There are two types of security market in Nepal: Primary Security Market and Secondary Security Market.
When a company first issues its share, it is popularly known as IPO (Initial Public Offering) ; and the market for IPO is known as primary security market. You can invest in primary security market or IPO by simply filling up the application form as prescribed by issue manger (a firm which issues IPO on behalf of a company). Generally issue manger appoints firms as collection centers and you can apply for shares in these centers. Depending on the number of share applications, issue managers can face the situation of either under subscription or oversubscription.
Under-subscription is the scenario where the number of share applicants is less than the amount of shares available in the primary market. In such a case, all the applicants get shares from the primary market. On the other hand, over-subscription is the scenario where the number of share applicants is greater than the amount of shares available in the primary market. In such a case, you may or may not receive the shares from the primary market as the companies go for lucky draw or/and random selection to select the shares. Finally, after the distribution of shares from the primary market, the company now gets listed in the Nepal Stock Exchange (NEPSE) and its shares start trading in the secondary market.
If you are an investor looking to invest in the secondary market, all you have to do is go to a broker, licensed member of NEPSE, and buy through them.

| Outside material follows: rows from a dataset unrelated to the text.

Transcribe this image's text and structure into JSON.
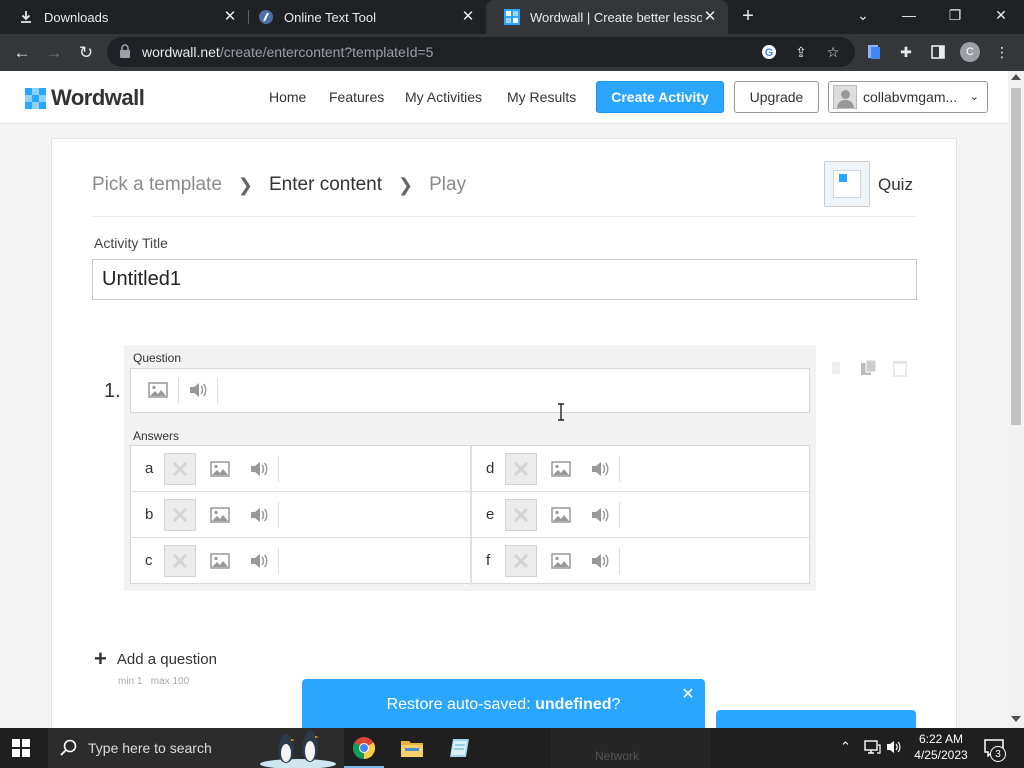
{
  "browser": {
    "tabs": [
      {
        "title": "Downloads",
        "icon": "download-icon"
      },
      {
        "title": "Online Text Tool",
        "icon": "text-tool-icon"
      },
      {
        "title": "Wordwall | Create better lessons",
        "icon": "wordwall-favicon"
      }
    ],
    "url_host": "wordwall.net",
    "url_path": "/create/entercontent?templateId=5",
    "profile_initial": "C"
  },
  "site": {
    "brand": "Wordwall",
    "nav": [
      "Home",
      "Features",
      "My Activities",
      "My Results"
    ],
    "create_label": "Create Activity",
    "upgrade_label": "Upgrade",
    "username": "collabvmgam...",
    "brand_color": "#2ba6ff"
  },
  "editor": {
    "breadcrumb": [
      "Pick a template",
      "Enter content",
      "Play"
    ],
    "template_name": "Quiz",
    "activity_title_label": "Activity Title",
    "activity_title_value": "Untitled1",
    "question_number": "1.",
    "question_label": "Question",
    "answers_label": "Answers",
    "answers": [
      "a",
      "b",
      "c",
      "d",
      "e",
      "f"
    ],
    "add_question_label": "Add a question",
    "min_label": "min 1",
    "max_label": "max 100"
  },
  "toast": {
    "prefix": "Restore auto-saved: ",
    "value": "undefined",
    "suffix": "?"
  },
  "taskbar": {
    "search_placeholder": "Type here to search",
    "ghost_label": "Network",
    "time": "6:22 AM",
    "date": "4/25/2023",
    "notification_count": "3"
  }
}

There are 23 brokers, at present, in Nepal and very soon NEPSE is going to increase its number to 50. When you want to buy or sell shares, you place a buy or sell order to a broker who then acts on your behalf entering your buying or selling order at NEPSE through the computerized system. So in the secondary market, you will find these brokers placing buying and selling orders of different listed companies. The buying broker looks to buy shares at low prices while the selling broker looks to sell shares at high prices. Thus the equilibrium of demand orders and supply orders determines the price of securities in the secondary market.
An investor has to pay the brokers’ commission on equity transactions ranging from 0.7 percent to 1.0 percent in secondary market depending on the traded amount. But investors will not be charged any commission while buying shares from the primary market.